An interesting debate that has been growing in popularity over the years, where should you give birth to your baby?
Is our public system sufficient or should you choose to have your baby delivered in a private hospital by a private obstetrician?
There are many, many factors to consider when making the decision, and primarily that could well be financial. For many, private hospital costs are simply out of the question, considering the requirements are not only to have private health insurance, but also private births incur a large out of pocket expense too.
However, if you do have a choice of public vs private, where would you choose to birth your baby and why?
Worth it in a private hospital: single room/more privacy; choice of own doctor - despite the Obstetricians fees being quite high; nicer facilities - feels more like a home and less clinical/like a real hospital, and greater rest periods. The food is better at private hospitals also. There is an option where visitors can pay a subsidised price to eat a meal with their loved one, during their hospital stay after giving birth. Bear in mind, you need to check your PHI carefully for waiting periods, and whether or not your baby is covered with certain levels of cover.
I went with a birth centre rather than the hospital L&D ward for my first baby which is not quite the same (more of a compromise between home and hospital birth). I chose the only public birth centre in the state at the time (I think there is a second one now) because they offered a natural, intervention free birth (where possible), consistent care (two midwives I had for all my pre and post natal care and the birth itself) and a private room your partner could stay over in. If I hadn't been accepted there I'd have gone to the labour ward at the public hospital, not really by choice but because that's what I could afford.

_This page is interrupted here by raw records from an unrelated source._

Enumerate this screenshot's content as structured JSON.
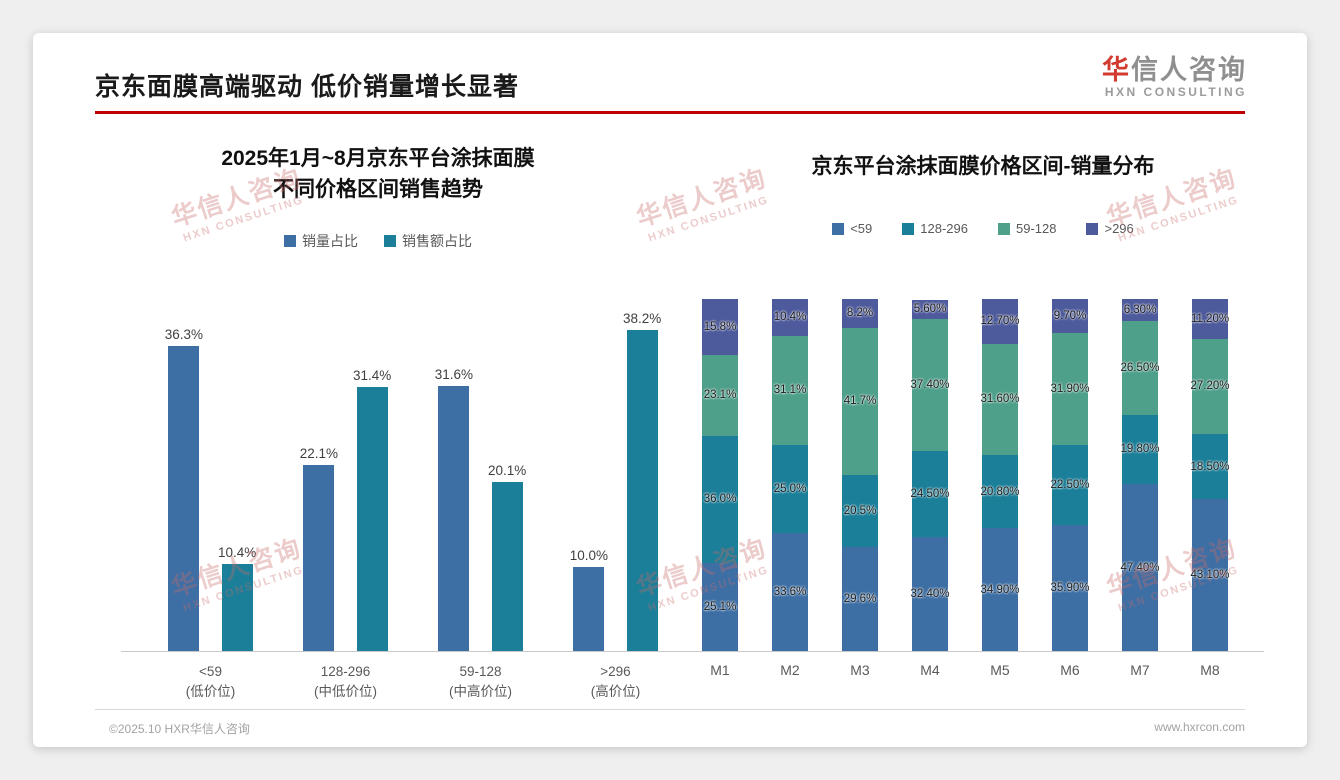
{
  "slide": {
    "title": "京东面膜高端驱动 低价销量增长显著",
    "accent_color": "#c00000"
  },
  "logo": {
    "cn_first": "华",
    "cn_rest": "信人咨询",
    "en": "HXN CONSULTING"
  },
  "watermark": {
    "line1": "华信人咨询",
    "line2": "HXN CONSULTING"
  },
  "footer": {
    "left": "©2025.10 HXR华信人咨询",
    "right": "www.hxrcon.com"
  },
  "chart_data": [
    {
      "type": "bar",
      "stacked": false,
      "title": "2025年1月~8月京东平台涂抹面膜 不同价格区间销售趋势",
      "title_lines": [
        "2025年1月~8月京东平台涂抹面膜",
        "不同价格区间销售趋势"
      ],
      "categories": [
        "<59",
        "128-296",
        "59-128",
        ">296"
      ],
      "category_sublabels": [
        "(低价位)",
        "(中低价位)",
        "(中高价位)",
        "(高价位)"
      ],
      "series": [
        {
          "name": "销量占比",
          "color": "#3d6fa5",
          "values": [
            36.3,
            22.1,
            31.6,
            10.0
          ],
          "labels": [
            "36.3%",
            "22.1%",
            "31.6%",
            "10.0%"
          ]
        },
        {
          "name": "销售额占比",
          "color": "#1b7f99",
          "values": [
            10.4,
            31.4,
            20.1,
            38.2
          ],
          "labels": [
            "10.4%",
            "31.4%",
            "20.1%",
            "38.2%"
          ]
        }
      ],
      "ylim": [
        0,
        40
      ],
      "grid": false,
      "legend_position": "top"
    },
    {
      "type": "bar",
      "stacked": true,
      "title": "京东平台涂抹面膜价格区间-销量分布",
      "categories": [
        "M1",
        "M2",
        "M3",
        "M4",
        "M5",
        "M6",
        "M7",
        "M8"
      ],
      "series": [
        {
          "name": "<59",
          "color": "#3d6fa5",
          "values": [
            25.1,
            33.6,
            29.6,
            32.4,
            34.9,
            35.9,
            47.4,
            43.1
          ],
          "labels": [
            "25.1%",
            "33.6%",
            "29.6%",
            "32.40%",
            "34.90%",
            "35.90%",
            "47.40%",
            "43.10%"
          ]
        },
        {
          "name": "128-296",
          "color": "#1b7f99",
          "values": [
            36.0,
            25.0,
            20.5,
            24.5,
            20.8,
            22.5,
            19.8,
            18.5
          ],
          "labels": [
            "36.0%",
            "25.0%",
            "20.5%",
            "24.50%",
            "20.80%",
            "22.50%",
            "19.80%",
            "18.50%"
          ]
        },
        {
          "name": "59-128",
          "color": "#4fa08b",
          "values": [
            23.1,
            31.1,
            41.7,
            37.4,
            31.6,
            31.9,
            26.5,
            27.2
          ],
          "labels": [
            "23.1%",
            "31.1%",
            "41.7%",
            "37.40%",
            "31.60%",
            "31.90%",
            "26.50%",
            "27.20%"
          ]
        },
        {
          "name": ">296",
          "color": "#4d5a9c",
          "values": [
            15.8,
            10.4,
            8.2,
            5.6,
            12.7,
            9.7,
            6.3,
            11.2
          ],
          "labels": [
            "15.8%",
            "10.4%",
            "8.2%",
            "5.60%",
            "12.70%",
            "9.70%",
            "6.30%",
            "11.20%"
          ]
        }
      ],
      "ylim": [
        0,
        100
      ],
      "grid": false,
      "legend_position": "top"
    }
  ]
}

I really didn't like the idea of having strangers present while I was giving birth, which I think can be a major downside of public hospitals. I also preferred to avoid interventions like drugs if I could.
Having a room to ourselves was nice, and I suppose that would be one advantage of a private hospital too, but that wouldn't be enough in itself to sway me.
Second time around I didn't birth in hospital, but did go private by hiring an independent midwife to attend the birth at home. It was fantastic and all things being equal I'd do the same again.
I know people who have birthed in public hospitals and been happy with the experience and others who have been traumatised by it. I have a friend who has experienced labour in both public and private hospitals as well as home births and she didn't find the private hospital any better than the public in terms of respecting her as a person and helping her achieve the kind of birth she wanted, so opted for home birth the third time around and was much happier with it.
It's an individual choice which depends on your personal beliefs and circumstances (finances, health etc). I wouldn't assume that private is automatically better. It would be wise to tour the facilities you are considering, talk to them and see how well their policies line up with what you are looking for (for example whether you will be allowed to labour in water if you want to, or what their policies are regarding how long you are "allowed" to be in labour for, what their policies on induction are etc.) and look at their c-section rates.
I have to say Public is not the way to go. If you can go private Do it!!!!!!
Having seen a great deal of people come through the doors of public hospitals.
Visit.... the new mother.....When asked 'why' so many people are in that room, the staff say ''we can not police it''.They come and go, and they take no notice of the staff.
This is a problem mainly with new Australians.
It is in their culture that ALL show up.
But........if you are in a room with 1-2 or even 3 other new mothers, then it is Hell.
People just want to see the new mother, new baby...and take no care of thinking about the other New mothers in that public hospital bed...in that same room.
It has been noted, that up to a dozen people visit, for one new mother! at the same time.
In fact! they ask each other what time they all should show up.
Also visitors bring their own children, and it can be overwhelming for a new mother,and that's not the one who is having the visit!